A Place to Pray: Our Lady of Grace Chapel, Michigan

Sr Miriam Fidelis is a Religious Sister of Mercy based in St Mary’s Cathedral, Edinburgh, serving as parish Sister.

When did you first go there?

I had worked as a journalist in Catholic news in Washington DC and at the time I discerned I was in a secretarial position at a church office. While it was work that I loved and enjoyed, I knew God was calling me to give my whole life. When I was discerning my vocation with the Religious Sisters of Mercy after spending some time with them in Washington, DC. I attended a vocation weekend at our mother house. It was during that retreat when I was praying with the sisters that I first came across this chapel.

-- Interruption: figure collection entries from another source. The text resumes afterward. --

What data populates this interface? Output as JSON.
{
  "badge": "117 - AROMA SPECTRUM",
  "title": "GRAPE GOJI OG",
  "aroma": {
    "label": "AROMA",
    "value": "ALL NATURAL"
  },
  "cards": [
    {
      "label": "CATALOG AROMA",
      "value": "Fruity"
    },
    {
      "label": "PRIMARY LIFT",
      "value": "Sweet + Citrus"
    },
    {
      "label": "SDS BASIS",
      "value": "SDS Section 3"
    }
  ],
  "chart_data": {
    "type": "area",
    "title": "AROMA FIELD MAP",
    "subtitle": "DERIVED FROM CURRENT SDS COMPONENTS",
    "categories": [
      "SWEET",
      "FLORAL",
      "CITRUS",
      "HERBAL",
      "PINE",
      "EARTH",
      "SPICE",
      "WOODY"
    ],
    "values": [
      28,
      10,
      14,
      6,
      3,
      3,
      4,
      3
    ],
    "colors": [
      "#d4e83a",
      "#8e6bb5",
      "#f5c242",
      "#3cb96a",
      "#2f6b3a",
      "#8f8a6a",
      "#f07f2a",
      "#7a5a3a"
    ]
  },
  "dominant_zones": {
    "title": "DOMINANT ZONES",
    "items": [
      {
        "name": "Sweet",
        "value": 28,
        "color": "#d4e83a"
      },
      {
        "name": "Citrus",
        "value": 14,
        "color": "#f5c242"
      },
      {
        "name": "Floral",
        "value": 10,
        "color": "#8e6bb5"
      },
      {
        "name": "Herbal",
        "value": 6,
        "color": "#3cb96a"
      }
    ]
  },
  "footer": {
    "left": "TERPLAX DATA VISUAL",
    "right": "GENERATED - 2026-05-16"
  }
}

What was special about it?

On that retreat, I would be praying at Holy Hour with the sisters before the Blessed Sacrament. By God’s Grace, it was in that time I was able to recognise God was calling me to this community of sisters. This was where I was to be – not back at my work in my little life that I had carved out for myself. It was like an anchor sinking in. The chapel is where I recognised the reality of my call to religious life. I could see I needed to respond. Like the First Apostle I needed to leave my nets and follow the Lord. I was both happy and a bit afraid of the changes and the challenges that would be ahead, but I knew the Lord was trust worthy and I knew that I definitely needed to go forward.

What is special about the chapel?

Our liturgies there really are beautiful. We work together at our chanting and our singing. We have a daily choir practice. So, there’s a special love and effort that we put into the prayer in our liturgy in the chapel at the mother house.

Why is it prayerful?

It’s praying with the sisters there. It’s where we, as sisters, are formed day by day. We’re formed by common prayer life. It’s just a tremendous gift to have this chapel where we are formed together as a Religious Institute through our common prayer. It’s called our daily horarium of prayer with a morning prayer, evening prayer, and night prayer together. Then in each of our convents, that same horarium is lived out.

Your most memorable day?

The day I entered the novitiate is probably the most memorable day for me in the chapel. That’s when we receive our religious habit, our veil, and our religious name from our Superior General. I remember receiving my name that I had never imagined for my- self, but my name is Sr Miriam Fidelis, which is Mary the Woman of Faith. That was a very memorable day for me there.

Do you return there?

We mostly will all gather together there every summer with all the sisters. Before you make your perpetual vows, when you are in temporary vows, you’ll go back in the summer as well for a longer period of time. Once you’re perpetually professed, you’ll go back for two weeks. It’s a time of retreat, classes and praying in the chapel for the weeks together.